Book review: In the Black, by Sheryl Nantus

In the Black (Tales from the Edge, #1)

In the Black by Sheryl Nantus

My rating: 4 of 5 stars

(Disclaimer before I begin: Sheryl and I are both Carina Press authors, and she has been featured on my site’s Boosting the Signal column, promoting this very book! This book was not, however, received as part of that column promotion, and I’m reviewing it on my own recognizance.)

Sheryl Nantus’ Tales from the Edge series was pitched to me as heavily influenced by Firefly–and anything that invokes Firefly is a surefire way to get my attention. My Browncoat inclinations certainly see that influence right in the very title, since “the Black” is common parlance for space in that universe, and there’s also a Marian Call song of this title! (Which you should listen to. But I digress!) Certainly the scenario is Firefly-like, with the action being set aboard the Bonnie Belle, a so-called Mercy ship whose task it is to bring a crew of courtesans to a mining outpost so the miners there can have some hard-earned time with them. And if you know Firefly at all, you’ll also recognize the Guild that runs the Mercy ships as being reminiscent of the Companions, including giving the courtesans power to blacklist problem clients.

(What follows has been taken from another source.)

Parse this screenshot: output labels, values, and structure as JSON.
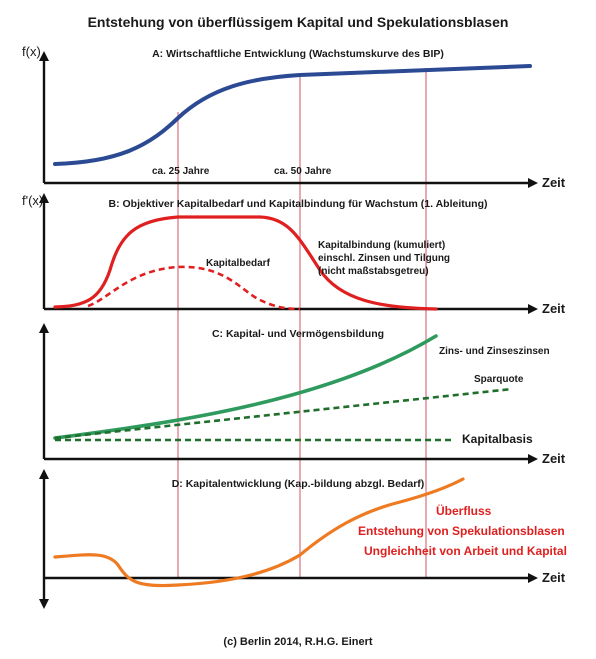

Nor did the book disappoint once it reeled me in. This is more or less SFR, but with rather less R than I expected. The primary plot is in fact a murder mystery, which erupts once the Belle docks at the mining outpost and one of the courtesans is discovered killed in her quarters. This gives the reader a rather tasty helping of intrigue as well, since there’s bucketloads of drama as to how both the Guild and the mining outpost will handle the ensuing investigation. Our two lead characters, Captain Sam Keller and Marshal Daniel LeClair, are not terribly complicated characters. But they’re likable and have good strong chemistry together, both from a romantic standpoint and from the standpoint of working together to investigate the murder.

I should also mention that while the worldbuilding was a bit light, just enough to give you the scenario with the Mercy ships and with military trauma in our heroine’s background, it was not non-existent. There’s a nice scene between Sam and Daniel when he’s telling her something of his own history, and he mentions growing up on Titan and swimming with other young people in a lake. Details were not heavily sketched in in this scene, but the simple fact that this was on Titan does raise rather interesting questions as to when Titan was terraformed in this particular universe.

And while there is indeed a romance between our two leads, it surprised me that there was actually no on-camera sex to be found–especially given that most of the action is taking place on board a Mercy ship. This is actually absolutely fine by me, because that’s actually exactly how I like to see a romance handled. So mad props to Nantus for that, because she certainly revs the imagination with what Sam and Daniel get up to off-camera. For me as a reader, leaving those shenanigans to the imagination actually makes them more fun.

I liked the supporting cast as well, though it was inevitable that I kept imagining the Belle‘s female engineer played by Jewel Staite and the ship’s medic played by Sean Maher. I also kept imagining the ship’s AI as voiced by Morena Baccarin and the senior courtesan in the crew as played by Gina Torres. Because what can I say? Browncoat.

And needless to say, I’ll be reading Book 2 in this series very soon, since the aforementioned medic does in fact star in that installment. For this one, four stars.